На всем протяжении своей истории человечество часто воевало. Война была и пока еще остается обязательным атрибутом социальных отношений. Прибегая к войне, как наиболее действенному и радикальному способу разрешения тех или иных социальных распрей, те или иные сообщества, желая добиться победы над своими противниками, пользовались разнообразным набором средств, среди которых важнейшим была военная хитрость. Она применялась и применяется до сих пор, сделавшись частью военного искусства. В боевой практике таких знаменитых полководцев, как Фемистокл, Ганнибал, Гай Марий, Спартак, Чингисхан, Ян Жижка, Наполеон и других, военная хитрость играла решающую роль.
Хитрость, как один из важных элементов военного искусства, отражена в трактатах знаменитых военных теоретиков. Китайский полководец Сунь-Цзы (VI-V вв. до н.э.), в своем труде «Искусство войны» писал: «Война — это путь обмана». Он считал, что для достижения победы недостаточно только «хорошо сражаться», так как «…тот, кто хорошо сражается, может сделать себя непобедимым, но не может заставить противника обязательно дать себя победить». В связи с этим, военная хитрость, по его мнению, является самым главным фактором осуществления победы. Сунь-Цзы на примере конкретных действий раскрывает сущность военной хитрости: «…если ты и можешь что-нибудь, показывай противнику, будто не можешь; … приведи его в расстройство и бери его; … если он силен, уклоняйся от него; … если его силы свежи, утоми его; если у него дружны, разъедини; нападай на него, когда он не готов; выступай, когда он не ожидает».

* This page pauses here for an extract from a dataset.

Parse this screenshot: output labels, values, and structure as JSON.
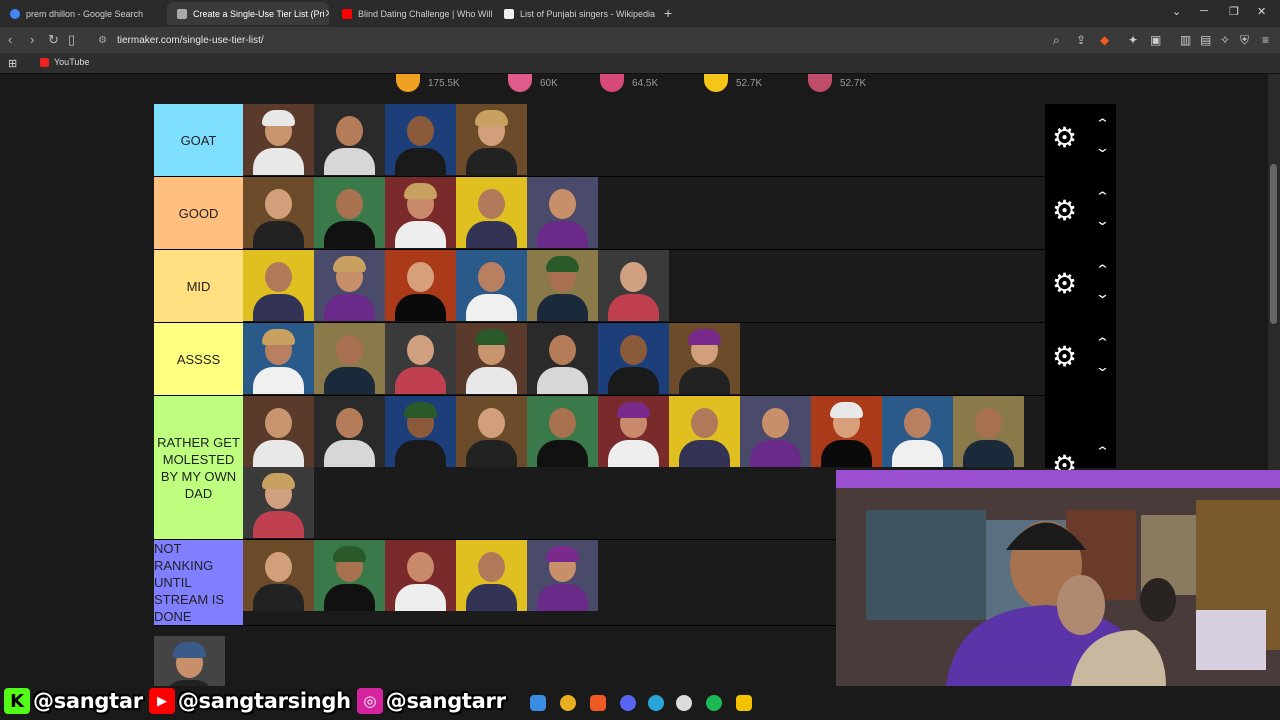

Немецкий военный историк Карл фон Клаузевиц (1780-1831) в своем знаменитом трактате «О войне» посвятил военной хитрости отдельный раздел, в котором определил данное явление, раскрыв его сущность и истоки. По его мнению, «хитрость предполагает какое-нибудь скрытое намерение, и, следовательно, противополагается прямому, простому, т.е. непосредственному образу действия… Она является в сущности обманом». Подвижность «составляет стихию хитрости…», а хитрость — основу внезапности.
Исходя из концепций вышеперечисленных авторов, можно сделать вывод, что военная хитрость — это военные действия, основанные на скрытости и введении противника в заблуждение. Целью военной хитрости является сокрытие истины и навязывание противнику ложного представления о ней, для создания более выгодных условий достижения победы с минимальными затратами сил, времени и средств.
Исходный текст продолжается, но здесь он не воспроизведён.